Actuarial or statistical data exemption

The insurer also maintained it had considered relevant statistical and actuarial data upon which it was reasonable to rely. In particular:

• each year, since at least 2011, it had considered the publically available data;
• it had prepared a briefing note in September 2011 justifying the mental illness exclusion
• it had considered ABS and Australian Institute of Health and Welfare websites, including the 2010 National Survey of People Living with Psychotic Illness,
• it had considered data on the frequency of mental illness.

FOS said its panel had considered the briefing note, but it contained no relevant actuarial or statistical data to justify the position.

Studies to which the insurer referred showed mental illness was a leading cause of disability in Australia, but did not reference the insurer’s risk; did not exist in 1991 when the exclusion was first applied; and were not accompanied by any evidence, as required by the Act, that the insurer actually relied on the data and studies in introducing and maintaining the exclusion.

No data was provided about assessing the insurance risk. The insurer suggested 7% of its insureds would potentially suffer a mental illness, but had no data to show the risk associated with pre-existing or existing mental illness and first presentation mental illness.

FOS said if the insurer’s total extra claims cost figure of $4.2 million was accurate, "it is difficult to see how the mental illness exclusion could be justified".

Other factors exemption

FOS considered the insurer’s reliance on the exemption based on "other factors".

FOS accepted an exclusion that limited cover for a pre-existing medical condition or mental illness may, in some circumstances, be reasonable given the greater likelihood of a claim. But the insurer was relying on a blanket exclusion.

The insurer had provided information on general studies into mental health and its prevalence. However, no other relevant factors it submitted justified the exclusion.

FOS found the insurer should pay the insured $8,877.37 for cancellation fees, additional expenses and medical expenses; and $1,500 compensation for non-financial loss.


In 2003, the Federal Magistrates Court decision in Bassanelli v QBE Insurance (involving metastatic breast cancer) sent shockwaves throughout the industry. That case shattered the myth that an insurer engaging in discriminatory underwriting on the basis of an individual’s disability can simply gather supporting actuarial and statistical data after the event (and only if a complaint is made).
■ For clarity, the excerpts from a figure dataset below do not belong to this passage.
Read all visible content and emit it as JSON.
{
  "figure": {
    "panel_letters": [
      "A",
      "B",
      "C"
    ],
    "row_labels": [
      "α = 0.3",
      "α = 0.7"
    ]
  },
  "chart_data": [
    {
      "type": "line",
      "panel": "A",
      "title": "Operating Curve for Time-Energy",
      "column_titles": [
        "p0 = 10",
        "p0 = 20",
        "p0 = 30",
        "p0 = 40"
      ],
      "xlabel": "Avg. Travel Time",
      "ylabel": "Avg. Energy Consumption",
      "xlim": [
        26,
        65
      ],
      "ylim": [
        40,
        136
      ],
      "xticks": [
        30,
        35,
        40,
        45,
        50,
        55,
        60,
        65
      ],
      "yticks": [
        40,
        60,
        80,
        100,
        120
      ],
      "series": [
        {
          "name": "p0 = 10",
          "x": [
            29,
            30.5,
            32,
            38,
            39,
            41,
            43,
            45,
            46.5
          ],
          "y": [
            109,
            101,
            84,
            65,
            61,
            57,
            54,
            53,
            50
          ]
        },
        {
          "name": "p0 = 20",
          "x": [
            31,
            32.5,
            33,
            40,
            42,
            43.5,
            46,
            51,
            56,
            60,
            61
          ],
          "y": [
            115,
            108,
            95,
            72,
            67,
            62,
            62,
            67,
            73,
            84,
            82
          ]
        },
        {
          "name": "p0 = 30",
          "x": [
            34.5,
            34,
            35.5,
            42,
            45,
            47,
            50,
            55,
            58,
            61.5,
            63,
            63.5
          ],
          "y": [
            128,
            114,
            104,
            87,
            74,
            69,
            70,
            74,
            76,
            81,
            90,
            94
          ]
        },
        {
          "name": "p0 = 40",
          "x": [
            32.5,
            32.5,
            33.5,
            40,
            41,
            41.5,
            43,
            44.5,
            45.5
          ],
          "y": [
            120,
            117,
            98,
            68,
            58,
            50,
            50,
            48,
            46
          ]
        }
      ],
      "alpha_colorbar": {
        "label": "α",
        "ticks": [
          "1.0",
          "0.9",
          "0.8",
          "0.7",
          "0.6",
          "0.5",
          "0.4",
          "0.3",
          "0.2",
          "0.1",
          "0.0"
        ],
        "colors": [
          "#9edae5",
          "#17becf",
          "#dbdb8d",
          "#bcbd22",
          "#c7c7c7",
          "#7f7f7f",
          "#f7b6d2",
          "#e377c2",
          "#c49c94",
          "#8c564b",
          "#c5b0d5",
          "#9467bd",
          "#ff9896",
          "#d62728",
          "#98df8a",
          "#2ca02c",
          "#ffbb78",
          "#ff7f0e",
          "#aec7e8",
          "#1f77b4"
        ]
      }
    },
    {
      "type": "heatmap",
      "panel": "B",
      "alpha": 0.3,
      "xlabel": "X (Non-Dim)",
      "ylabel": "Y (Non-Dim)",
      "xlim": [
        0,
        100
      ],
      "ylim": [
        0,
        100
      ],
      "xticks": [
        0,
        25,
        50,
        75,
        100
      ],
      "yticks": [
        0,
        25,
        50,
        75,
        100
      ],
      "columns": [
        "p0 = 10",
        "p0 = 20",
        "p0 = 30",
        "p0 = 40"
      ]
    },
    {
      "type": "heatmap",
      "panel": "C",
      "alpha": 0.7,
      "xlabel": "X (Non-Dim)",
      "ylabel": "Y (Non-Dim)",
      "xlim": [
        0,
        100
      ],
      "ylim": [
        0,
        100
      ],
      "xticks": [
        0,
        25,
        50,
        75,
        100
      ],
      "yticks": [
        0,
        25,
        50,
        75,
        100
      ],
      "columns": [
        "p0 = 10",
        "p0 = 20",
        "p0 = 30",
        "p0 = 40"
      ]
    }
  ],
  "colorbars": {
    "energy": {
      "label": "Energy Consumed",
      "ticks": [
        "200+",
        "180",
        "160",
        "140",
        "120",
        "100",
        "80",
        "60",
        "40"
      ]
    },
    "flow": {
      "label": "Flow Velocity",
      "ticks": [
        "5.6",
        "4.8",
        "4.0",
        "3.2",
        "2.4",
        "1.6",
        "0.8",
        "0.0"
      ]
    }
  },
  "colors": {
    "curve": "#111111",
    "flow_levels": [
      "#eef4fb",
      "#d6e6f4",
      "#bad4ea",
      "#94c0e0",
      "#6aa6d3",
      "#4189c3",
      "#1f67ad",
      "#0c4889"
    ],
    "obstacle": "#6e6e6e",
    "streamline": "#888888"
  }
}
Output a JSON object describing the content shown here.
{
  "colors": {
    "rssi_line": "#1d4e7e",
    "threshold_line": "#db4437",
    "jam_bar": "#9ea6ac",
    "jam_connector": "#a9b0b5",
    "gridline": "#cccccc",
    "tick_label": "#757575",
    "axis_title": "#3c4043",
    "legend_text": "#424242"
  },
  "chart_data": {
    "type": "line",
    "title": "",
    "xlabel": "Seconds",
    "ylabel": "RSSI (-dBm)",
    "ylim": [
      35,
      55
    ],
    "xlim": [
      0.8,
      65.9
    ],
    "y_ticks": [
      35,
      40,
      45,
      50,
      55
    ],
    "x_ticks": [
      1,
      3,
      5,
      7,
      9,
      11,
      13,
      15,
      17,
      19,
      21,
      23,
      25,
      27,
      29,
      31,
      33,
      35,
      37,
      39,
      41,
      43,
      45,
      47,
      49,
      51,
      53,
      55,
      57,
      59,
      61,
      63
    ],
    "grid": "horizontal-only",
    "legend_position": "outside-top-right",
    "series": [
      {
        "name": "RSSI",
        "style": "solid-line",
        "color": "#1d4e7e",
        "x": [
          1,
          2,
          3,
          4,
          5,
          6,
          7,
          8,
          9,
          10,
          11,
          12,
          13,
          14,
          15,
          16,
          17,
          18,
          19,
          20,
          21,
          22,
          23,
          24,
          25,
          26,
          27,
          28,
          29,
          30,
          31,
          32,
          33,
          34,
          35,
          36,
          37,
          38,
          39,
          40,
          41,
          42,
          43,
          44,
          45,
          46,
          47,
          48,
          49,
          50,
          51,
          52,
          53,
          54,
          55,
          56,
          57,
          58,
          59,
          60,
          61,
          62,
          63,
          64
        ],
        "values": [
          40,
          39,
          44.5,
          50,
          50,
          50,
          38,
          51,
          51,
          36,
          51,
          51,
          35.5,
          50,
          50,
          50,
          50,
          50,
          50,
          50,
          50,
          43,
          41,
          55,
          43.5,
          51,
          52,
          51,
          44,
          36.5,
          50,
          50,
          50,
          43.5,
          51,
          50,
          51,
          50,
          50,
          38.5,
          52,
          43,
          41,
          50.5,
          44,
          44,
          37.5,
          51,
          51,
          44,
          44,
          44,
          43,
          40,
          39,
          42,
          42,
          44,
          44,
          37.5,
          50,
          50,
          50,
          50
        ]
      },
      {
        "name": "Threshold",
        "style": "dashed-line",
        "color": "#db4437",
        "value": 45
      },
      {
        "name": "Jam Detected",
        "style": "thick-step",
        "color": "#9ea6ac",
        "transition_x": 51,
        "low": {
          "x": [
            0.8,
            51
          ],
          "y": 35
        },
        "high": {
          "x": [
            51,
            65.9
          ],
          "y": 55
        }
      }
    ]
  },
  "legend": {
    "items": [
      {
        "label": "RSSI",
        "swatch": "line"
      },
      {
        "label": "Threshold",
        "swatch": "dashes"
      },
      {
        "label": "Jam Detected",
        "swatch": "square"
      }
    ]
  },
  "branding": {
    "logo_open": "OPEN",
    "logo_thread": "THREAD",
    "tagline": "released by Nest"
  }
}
In 2015, a similar outcome in the Victorian Civil & Administrative Tribunal in Ingram v QBE Insurance (Australia)Ltd involved depression. That case also highlighted the difficulties insurers face in relying on the unjustifiable hardship exemption.

The FOS determination above shows insurers still face difficult challenges in complying with the Disability Discrimination Act.

*Stanley Drummond is Adjunct Head of Superannuation and Wealth Management at Thomson Geer.

Footnote: Since this article was written, the Sydney Morning Herald reported two insurers, QBE and Cover-More, had announced they would no longer exclude mental illness that developed after a policy was purchased.